2 De ses séjours en 2015, 2016 et 2017, il a tiré plusieurs images, dont celles sur les ravages des combats sur l’architecture de la vieille ville qu’a publiées le média en ligne VICE News, https://www.vice.com/en/article/3kp55k/syria-between-ruin-and-reconstruction.
3 L’exposition L’Autre Amérique (Maison de la culture Claude-Léveillée, 2020) rassemblait les travaux de quatre photojournalistes préoccupés par la dégradation de milieux de vie sur l’ensemble du territoire nord-américain.

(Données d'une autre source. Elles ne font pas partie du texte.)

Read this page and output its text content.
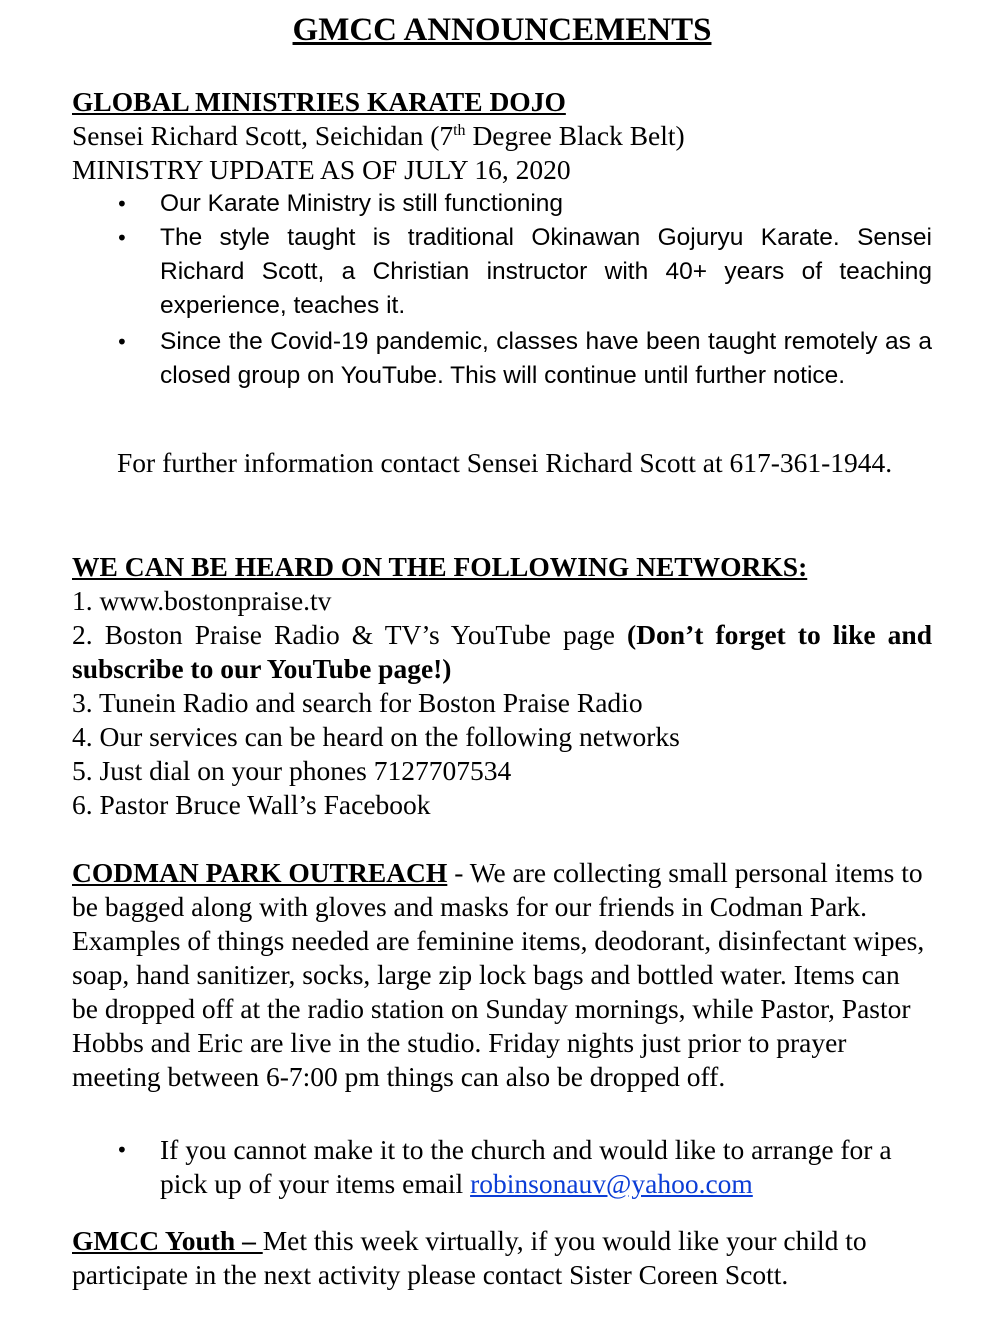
GMCC ANNOUNCEMENTS
GLOBAL MINISTRIES KARATE DOJO
Sensei Richard Scott, Seichidan (7th Degree Black Belt)
MINISTRY UPDATE AS OF JULY 16, 2020
• Our Karate Ministry is still functioning
• The style taught is traditional Okinawan Gojuryu Karate. Sensei Richard Scott, a Christian instructor with 40+ years of teaching experience, teaches it.
• Since the Covid-19 pandemic, classes have been taught remotely as a closed group on YouTube. This will continue until further notice.

For further information contact Sensei Richard Scott at 617-361-1944.

WE CAN BE HEARD ON THE FOLLOWING NETWORKS:
1. www.bostonpraise.tv
2. Boston Praise Radio & TV’s YouTube page (Don’t forget to like and subscribe to our YouTube page!)
3. Tunein Radio and search for Boston Praise Radio
4. Our services can be heard on the following networks
5. Just dial on your phones 7127707534
6. Pastor Bruce Wall’s Facebook

CODMAN PARK OUTREACH - We are collecting small personal items to be bagged along with gloves and masks for our friends in Codman Park. Examples of things needed are feminine items, deodorant, disinfectant wipes, soap, hand sanitizer, socks, large zip lock bags and bottled water. Items can be dropped off at the radio station on Sunday mornings, while Pastor, Pastor Hobbs and Eric are live in the studio. Friday nights just prior to prayer meeting between 6-7:00 pm things can also be dropped off.

• If you cannot make it to the church and would like to arrange for a pick up of your items email robinsonauv@yahoo.com

GMCC Youth – Met this week virtually, if you would like your child to participate in the next activity please contact Sister Coreen Scott.
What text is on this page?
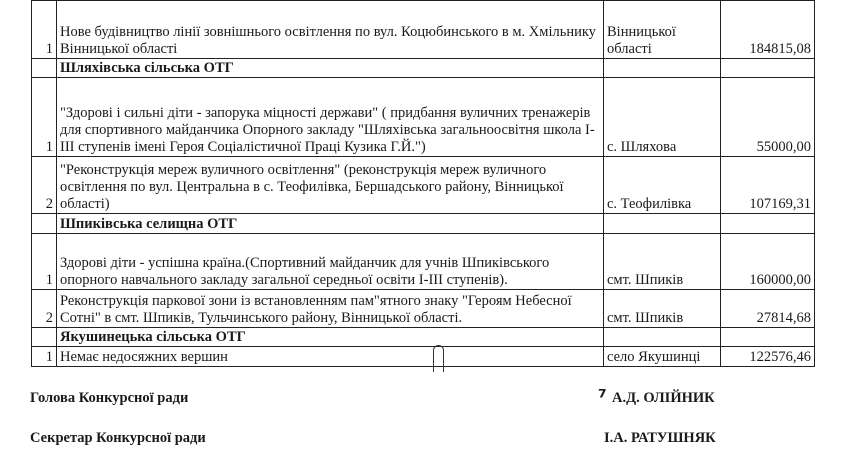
1	Нове будівництво лінії зовнішнього освітлення по вул. Коцюбинського в м. Хмільнику Вінницької області	Вінницької області	184815,08
	Шляхівська сільська ОТГ		
1	"Здорові і сильні діти - запорука міцності держави" ( придбання вуличних тренажерів для спортивного майданчика Опорного закладу "Шляхівська загальноосвітня школа І-ІІІ ступенів імені Героя Соціалістичної Праці Кузика Г.Й.")	с. Шляхова	55000,00
2	"Реконструкція мереж вуличного освітлення" (реконструкція мереж вуличного освітлення по вул. Центральна в с. Теофилівка, Бершадського району, Вінницької області)	с. Теофилівка	107169,31
	Шпиківська селищна ОТГ		
1	Здорові діти - успішна країна.(Спортивний майданчик для учнів Шпиківського опорного навчального закладу загальної середньої освіти І-ІІІ ступенів).	смт. Шпиків	160000,00
2	Реконструкція паркової зони із встановленням пам"ятного знаку "Героям Небесної Сотні" в смт. Шпиків, Тульчинського району, Вінницької області.	смт. Шпиків	27814,68
	Якушинецька сільська ОТГ		
1	Немає недосяжних вершин	село Якушинці	122576,46
Голова Конкурсної ради	⁷ А.Д. ОЛІЙНИК
Секретар Конкурсної ради	І.А. РАТУШНЯК
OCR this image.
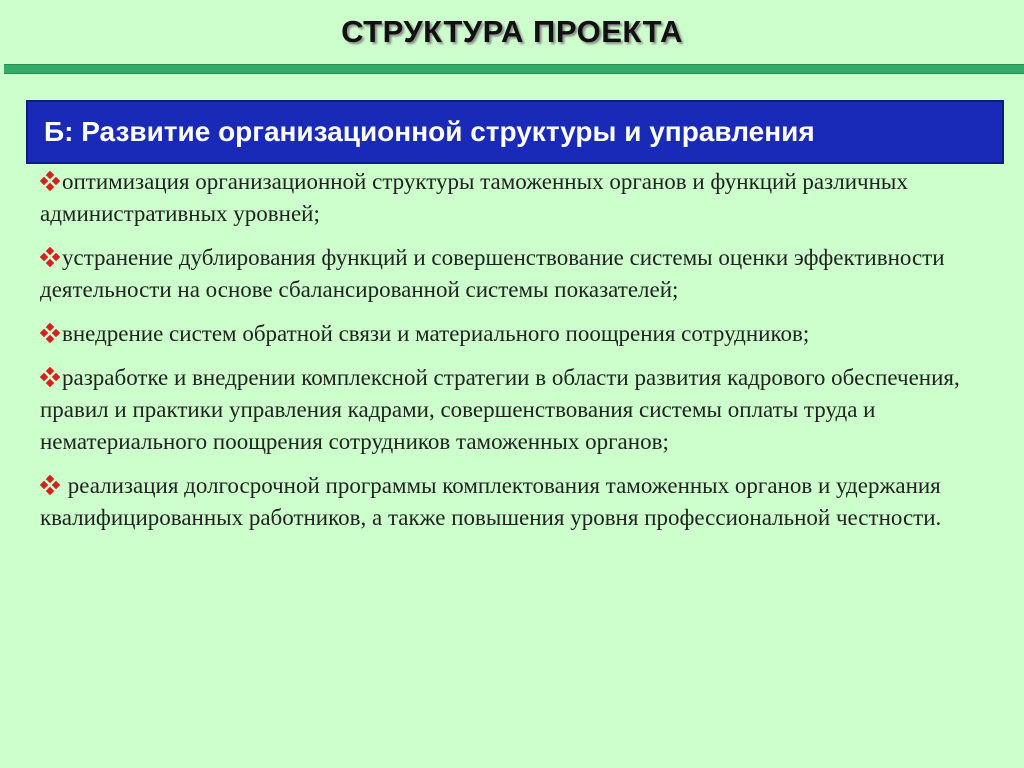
СТРУКТУРА ПРОЕКТА
Б: Развитие организационной структуры и управления
оптимизация организационной структуры таможенных органов и функций различных административных уровней;
устранение дублирования функций и совершенствование системы оценки эффективности деятельности на основе сбалансированной системы показателей;
внедрение систем обратной связи и материального поощрения сотрудников;
разработке и внедрении комплексной стратегии в области развития кадрового обеспечения, правил и практики управления кадрами, совершенствования системы оплаты труда и нематериального поощрения сотрудников таможенных органов;
реализация долгосрочной программы комплектования таможенных органов и удержания квалифицированных работников, а также повышения уровня профессиональной честности.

Né en 1992, Jules Gauthier est un photographe montréalais représenté par l’agence Hans Lucas. Sa démarche porte principalement sur les dynamiques et les enjeux urbains qui touchent et transforment les villes et leurs populations. Ses projets l’ont mené à travailler en France, au Liban, en Syrie, en Irak, aux États-Unis et au Québec, et lui ont permis de collaborer notamment avec le Huffington Post, Vice News, Radio-Canada, Le Devoir, La Presse, Urbania, La Croix, l’Iltalehti, le University Affairs Magazine, Air Inuit et Montréal Centre-Ville. julesgauthier.weebly.com
Titulaire d’une maîtrise en histoire de l’art et d’un doctorat en sociologie, Jean De Julio-Paquin est critique d’art, commissaire d’expositions et conférencier. L’auteur a fait partie de la première équipe d’agents culturels qui ont œuvré à l’intérieur des Maisons de la culture de Montréal. Il a enseigné l’histoire de l’art au niveau collégial et universitaire.